O aumento chega a 9,1% em comparação com janeiro do ano passado. O preço médio do metro quadrado para aluguel no país atingiu R$ 51,40, valor superior ao registrado em janeiro do ano passado, de R$ 46,94.
Capitais e cidades com os maiores valores
Entre as capitais, Belém lidera o ranking, com média de R$ 63,60 por metro quadrado. A alta é atribuída, em parte, ao impacto econômico da COP30, realizada na cidade no fim de 2025. Logo atrás aparecem São Paulo (R$ 62,96/m²) e Recife (R$ 61,15/m²).

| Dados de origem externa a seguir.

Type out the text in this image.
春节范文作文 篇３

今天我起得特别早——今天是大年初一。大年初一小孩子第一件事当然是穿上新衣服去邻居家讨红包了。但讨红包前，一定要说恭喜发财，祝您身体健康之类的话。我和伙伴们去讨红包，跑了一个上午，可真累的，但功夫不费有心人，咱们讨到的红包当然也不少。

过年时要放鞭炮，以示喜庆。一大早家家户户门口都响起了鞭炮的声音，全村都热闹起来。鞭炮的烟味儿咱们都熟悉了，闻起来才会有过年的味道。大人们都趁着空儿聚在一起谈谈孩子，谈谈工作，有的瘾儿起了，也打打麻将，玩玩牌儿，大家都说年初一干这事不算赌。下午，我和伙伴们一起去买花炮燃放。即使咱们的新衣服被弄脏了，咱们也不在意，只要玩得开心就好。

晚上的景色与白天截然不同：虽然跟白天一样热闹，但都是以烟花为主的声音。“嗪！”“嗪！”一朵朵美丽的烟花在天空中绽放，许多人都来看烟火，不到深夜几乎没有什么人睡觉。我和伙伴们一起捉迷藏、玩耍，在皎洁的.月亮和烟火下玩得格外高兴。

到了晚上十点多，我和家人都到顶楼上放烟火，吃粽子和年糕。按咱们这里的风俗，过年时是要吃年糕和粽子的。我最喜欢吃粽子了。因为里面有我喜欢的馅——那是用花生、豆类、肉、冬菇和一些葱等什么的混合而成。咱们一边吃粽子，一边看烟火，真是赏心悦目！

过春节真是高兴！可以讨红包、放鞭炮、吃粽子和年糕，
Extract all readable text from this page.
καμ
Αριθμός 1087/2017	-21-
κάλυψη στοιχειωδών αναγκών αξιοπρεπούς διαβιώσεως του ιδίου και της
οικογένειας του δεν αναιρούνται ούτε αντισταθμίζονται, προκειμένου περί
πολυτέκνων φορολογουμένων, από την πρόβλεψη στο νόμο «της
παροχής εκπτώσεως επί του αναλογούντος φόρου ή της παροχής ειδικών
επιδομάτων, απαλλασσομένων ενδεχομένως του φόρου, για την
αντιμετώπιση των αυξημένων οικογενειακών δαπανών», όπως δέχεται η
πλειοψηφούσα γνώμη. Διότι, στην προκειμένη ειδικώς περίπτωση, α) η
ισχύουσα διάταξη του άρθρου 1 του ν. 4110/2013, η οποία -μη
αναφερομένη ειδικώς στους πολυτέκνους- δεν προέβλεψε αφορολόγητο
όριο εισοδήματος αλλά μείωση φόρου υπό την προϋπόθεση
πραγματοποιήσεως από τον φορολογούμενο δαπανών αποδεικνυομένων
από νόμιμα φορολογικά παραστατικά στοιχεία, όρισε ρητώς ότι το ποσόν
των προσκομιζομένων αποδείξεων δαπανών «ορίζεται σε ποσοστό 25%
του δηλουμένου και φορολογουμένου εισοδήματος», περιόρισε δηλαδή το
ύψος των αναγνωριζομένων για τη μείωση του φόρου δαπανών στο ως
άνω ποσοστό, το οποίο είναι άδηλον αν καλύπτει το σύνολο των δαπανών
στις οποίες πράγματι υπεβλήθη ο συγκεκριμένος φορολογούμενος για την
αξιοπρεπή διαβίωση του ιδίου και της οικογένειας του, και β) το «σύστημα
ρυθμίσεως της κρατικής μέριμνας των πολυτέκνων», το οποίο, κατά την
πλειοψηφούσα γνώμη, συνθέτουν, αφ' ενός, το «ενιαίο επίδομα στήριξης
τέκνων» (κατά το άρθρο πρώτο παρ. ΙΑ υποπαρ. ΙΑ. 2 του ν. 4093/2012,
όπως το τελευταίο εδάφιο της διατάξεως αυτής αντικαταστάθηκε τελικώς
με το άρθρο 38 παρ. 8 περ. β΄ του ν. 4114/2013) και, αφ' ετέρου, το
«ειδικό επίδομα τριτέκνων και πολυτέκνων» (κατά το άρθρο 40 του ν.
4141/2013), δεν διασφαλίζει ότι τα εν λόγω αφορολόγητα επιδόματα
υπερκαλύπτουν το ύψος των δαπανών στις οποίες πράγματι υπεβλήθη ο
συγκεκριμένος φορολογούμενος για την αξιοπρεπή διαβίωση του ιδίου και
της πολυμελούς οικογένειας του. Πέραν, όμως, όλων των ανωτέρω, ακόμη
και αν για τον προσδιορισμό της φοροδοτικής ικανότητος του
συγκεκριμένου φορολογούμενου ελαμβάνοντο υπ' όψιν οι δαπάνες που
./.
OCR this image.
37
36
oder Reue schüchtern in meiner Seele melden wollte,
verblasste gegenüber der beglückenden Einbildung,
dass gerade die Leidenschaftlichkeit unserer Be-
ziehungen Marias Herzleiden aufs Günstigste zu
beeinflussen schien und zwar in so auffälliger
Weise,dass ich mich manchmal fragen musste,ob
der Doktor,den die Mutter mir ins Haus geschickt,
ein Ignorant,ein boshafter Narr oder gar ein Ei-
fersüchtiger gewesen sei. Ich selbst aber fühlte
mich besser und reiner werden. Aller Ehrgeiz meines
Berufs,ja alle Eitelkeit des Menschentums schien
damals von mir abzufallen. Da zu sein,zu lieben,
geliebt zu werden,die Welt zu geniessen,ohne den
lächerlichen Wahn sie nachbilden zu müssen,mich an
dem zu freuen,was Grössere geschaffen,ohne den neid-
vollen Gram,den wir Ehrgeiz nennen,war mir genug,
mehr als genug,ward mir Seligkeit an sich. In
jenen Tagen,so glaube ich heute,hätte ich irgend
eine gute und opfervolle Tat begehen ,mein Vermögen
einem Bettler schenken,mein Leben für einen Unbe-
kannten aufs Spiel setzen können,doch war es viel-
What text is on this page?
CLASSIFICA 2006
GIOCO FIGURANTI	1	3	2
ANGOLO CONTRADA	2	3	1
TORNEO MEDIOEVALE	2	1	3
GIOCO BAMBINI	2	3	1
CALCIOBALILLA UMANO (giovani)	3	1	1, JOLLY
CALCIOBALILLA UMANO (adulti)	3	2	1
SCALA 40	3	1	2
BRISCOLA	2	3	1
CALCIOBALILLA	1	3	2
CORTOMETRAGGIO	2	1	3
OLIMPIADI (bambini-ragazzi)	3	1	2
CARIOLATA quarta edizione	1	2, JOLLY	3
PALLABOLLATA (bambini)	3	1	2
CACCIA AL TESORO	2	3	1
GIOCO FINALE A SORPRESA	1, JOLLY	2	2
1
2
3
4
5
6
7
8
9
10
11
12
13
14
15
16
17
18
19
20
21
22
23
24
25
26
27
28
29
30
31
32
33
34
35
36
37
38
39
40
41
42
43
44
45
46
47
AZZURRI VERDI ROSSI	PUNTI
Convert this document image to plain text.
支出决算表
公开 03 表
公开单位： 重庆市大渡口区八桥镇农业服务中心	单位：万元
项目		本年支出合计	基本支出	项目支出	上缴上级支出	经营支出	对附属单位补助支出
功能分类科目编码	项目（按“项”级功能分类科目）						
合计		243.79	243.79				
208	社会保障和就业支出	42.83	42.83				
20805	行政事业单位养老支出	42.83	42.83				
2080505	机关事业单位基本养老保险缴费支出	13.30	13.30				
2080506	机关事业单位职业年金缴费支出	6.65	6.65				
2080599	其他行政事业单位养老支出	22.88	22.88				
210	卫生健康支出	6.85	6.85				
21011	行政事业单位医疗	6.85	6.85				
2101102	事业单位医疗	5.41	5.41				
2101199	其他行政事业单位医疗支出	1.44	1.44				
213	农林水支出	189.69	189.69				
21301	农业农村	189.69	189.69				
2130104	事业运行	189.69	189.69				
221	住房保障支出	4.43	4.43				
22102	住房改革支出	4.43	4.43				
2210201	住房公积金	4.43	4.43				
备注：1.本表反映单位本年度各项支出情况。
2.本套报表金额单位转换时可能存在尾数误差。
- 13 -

Considerando todos os municípios analisados, Barueri, na Grande São Paulo, registrou o maior valor médio: R$ 71,05/m². Como a cidade mais barata, aparece Pelotas, com R$ 22,38/m². Entre as capitais, Campo Grande teve o menor preço médio, de R$ 28,47/m².
Tipos de imóveis também encarecem
Os imóveis maiores foram os que mais subiram em janeiro. Unidades com quatro ou mais dormitórios tiveram alta de 1,29%, enquanto os de um quarto avançaram 0,41%. Ainda assim, os apartamentos menores continuam com o metro quadrado mais caro do mercado.
Das 36 cidades monitoradas, 32 registraram aumento nos preços, sinalizando valorização dos imóveis. Para quem mora de aluguel, o cenário de 2026 indica continuidade no aumento de valores e maior impacto no custo de vida.